Over the past two years, homelessness in Los Angeles has increased by more than 10 percent and city officials have announced a $100 million plan to help inhabitants.
According to the Los Angeles Almanac, “an estimated 254,000 men, women and children experience homelessness in Los Angeles County during some part of the year and approximately 82,000 people are homeless on any given night.”
Thousands of these people live out of tents, makeshift cardboard shelters or just on the street itself on the city’s notorious Skid Row.
On Tuesday, Los Angeles mayor Eric Garcetti announced that city officials are planning to declare a state of emergency on homelessness and spend $100 million to eradicate it, reported the Associated Press. But the emergency declaration and the funding will require action by the full City Council.
"These are our fellow Angelinos," Mr. Garcetti said. "They are those who have no other place to go, and they are literally here where we work, a symbol of our city's intense crisis."
The council members hope to have a strategic plan drafted by December so that the first rollout of funds can happen in January. These funds will likely go towards permanent housing and shelter.

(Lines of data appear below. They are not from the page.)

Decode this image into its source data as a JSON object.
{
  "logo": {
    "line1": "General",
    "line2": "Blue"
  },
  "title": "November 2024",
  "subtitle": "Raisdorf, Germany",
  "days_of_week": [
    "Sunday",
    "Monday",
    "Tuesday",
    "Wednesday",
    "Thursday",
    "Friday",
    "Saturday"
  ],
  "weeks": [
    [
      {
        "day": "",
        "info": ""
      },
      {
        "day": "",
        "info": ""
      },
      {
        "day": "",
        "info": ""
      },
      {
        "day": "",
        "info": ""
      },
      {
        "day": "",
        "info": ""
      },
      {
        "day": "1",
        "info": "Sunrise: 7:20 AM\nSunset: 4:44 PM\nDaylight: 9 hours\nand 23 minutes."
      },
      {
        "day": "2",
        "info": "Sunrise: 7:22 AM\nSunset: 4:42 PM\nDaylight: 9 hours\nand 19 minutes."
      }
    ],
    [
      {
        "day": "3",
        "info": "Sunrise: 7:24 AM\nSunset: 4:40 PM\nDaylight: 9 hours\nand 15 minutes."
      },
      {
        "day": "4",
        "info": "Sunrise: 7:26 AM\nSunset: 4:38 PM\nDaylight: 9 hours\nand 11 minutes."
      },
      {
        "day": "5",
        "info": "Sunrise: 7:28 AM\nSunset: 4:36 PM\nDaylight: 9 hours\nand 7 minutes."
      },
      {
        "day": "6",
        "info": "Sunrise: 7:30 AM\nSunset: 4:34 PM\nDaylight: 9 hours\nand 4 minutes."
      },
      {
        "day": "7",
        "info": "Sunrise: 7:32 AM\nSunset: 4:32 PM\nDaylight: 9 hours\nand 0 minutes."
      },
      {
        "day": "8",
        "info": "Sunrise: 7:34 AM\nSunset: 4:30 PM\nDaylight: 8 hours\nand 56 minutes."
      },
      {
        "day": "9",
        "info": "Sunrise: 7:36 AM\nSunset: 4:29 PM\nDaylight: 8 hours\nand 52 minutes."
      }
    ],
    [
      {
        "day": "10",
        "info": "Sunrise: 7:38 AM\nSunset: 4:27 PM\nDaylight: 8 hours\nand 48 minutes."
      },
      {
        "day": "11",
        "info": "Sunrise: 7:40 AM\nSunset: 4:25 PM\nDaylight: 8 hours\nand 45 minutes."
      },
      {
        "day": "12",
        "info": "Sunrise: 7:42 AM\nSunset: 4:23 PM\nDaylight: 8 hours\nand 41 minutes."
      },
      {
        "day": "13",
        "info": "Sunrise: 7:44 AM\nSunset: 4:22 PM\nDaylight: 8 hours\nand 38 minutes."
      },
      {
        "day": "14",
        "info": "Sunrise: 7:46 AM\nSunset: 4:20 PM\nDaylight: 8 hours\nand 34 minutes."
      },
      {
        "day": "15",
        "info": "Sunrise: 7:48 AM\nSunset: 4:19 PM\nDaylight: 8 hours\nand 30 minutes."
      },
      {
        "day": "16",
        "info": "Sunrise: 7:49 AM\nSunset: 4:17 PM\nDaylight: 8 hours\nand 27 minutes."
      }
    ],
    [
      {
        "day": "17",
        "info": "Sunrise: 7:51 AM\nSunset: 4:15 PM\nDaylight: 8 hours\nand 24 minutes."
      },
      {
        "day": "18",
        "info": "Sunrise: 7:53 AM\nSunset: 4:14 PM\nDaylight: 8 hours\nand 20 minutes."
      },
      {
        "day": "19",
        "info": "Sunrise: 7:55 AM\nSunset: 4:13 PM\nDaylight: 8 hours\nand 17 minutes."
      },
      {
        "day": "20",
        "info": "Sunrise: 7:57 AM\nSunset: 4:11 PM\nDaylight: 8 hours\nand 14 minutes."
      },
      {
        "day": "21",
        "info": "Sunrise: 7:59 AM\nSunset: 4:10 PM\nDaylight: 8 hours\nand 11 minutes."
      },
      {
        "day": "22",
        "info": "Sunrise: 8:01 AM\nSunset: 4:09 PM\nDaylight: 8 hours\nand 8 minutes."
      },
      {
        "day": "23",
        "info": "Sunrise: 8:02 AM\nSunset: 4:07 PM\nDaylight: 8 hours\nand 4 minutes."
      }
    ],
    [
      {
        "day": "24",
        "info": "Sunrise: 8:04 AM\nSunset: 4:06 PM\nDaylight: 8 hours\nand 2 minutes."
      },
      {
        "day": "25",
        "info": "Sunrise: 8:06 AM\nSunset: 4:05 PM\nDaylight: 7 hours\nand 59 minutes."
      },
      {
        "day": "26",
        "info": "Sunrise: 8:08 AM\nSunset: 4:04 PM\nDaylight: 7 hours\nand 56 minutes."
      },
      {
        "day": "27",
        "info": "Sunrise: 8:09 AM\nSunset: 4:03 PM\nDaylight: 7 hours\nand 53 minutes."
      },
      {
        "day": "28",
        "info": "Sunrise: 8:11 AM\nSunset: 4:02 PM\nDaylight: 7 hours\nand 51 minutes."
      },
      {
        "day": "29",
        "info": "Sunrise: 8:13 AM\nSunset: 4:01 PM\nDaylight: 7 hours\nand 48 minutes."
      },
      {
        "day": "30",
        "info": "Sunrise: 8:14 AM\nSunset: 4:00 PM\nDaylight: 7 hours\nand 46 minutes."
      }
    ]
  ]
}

To address immediate needs, Garcetti announced a “critical short-term strategy to secure an additional $13 million in emergency funding to expand homeless services and housing,” the majority of which will specifically assist “veterans and non-chronically homeless people in the form of housing subsidies,” according to a press release from the mayor’s office.
The city’s gentrification, rising rent and home prices and the long recession have all contributed to the rise in homeless say experts. Aging hotels and abandoned buildings on Skid Row have been converted into expensive lofts and upscale restaurants, pushing the homeless to spread out all across the city, even into wealthy areas such as Brentwood and the San Fernando Valley as shown by a map the Los Angeles Times compiled in June.
But even $100 million may not be enough, say some. “A hundred million dollars won't even buy all the homeless pillows," Alice Callaghan, long-time advocate for the homeless on Skid Row, said. "A hundred million certainly won't build much housing – and what we really have here is a housing crisis."
And city officials may have an ulterior motive, to “reduce the visibility” of the homeless in preparation for a potential Olympic hosting in 2024 suggests Ms. Callaghan.
"They can spend billions on getting the Olympics," she said of the proposal that anticipates spending $6 billion in public and private financing to bring the Games to LA. "But not on getting people off the sidewalks."
However, a report done earlier this year by the city's top budget official found Los Angeles already spends $100 million a year to deal with homelessness – much of it on arrests and other police services. If the mayor’s additional stimulus can be used to build housing, several homeless could find themselves in a more stable living environment next year.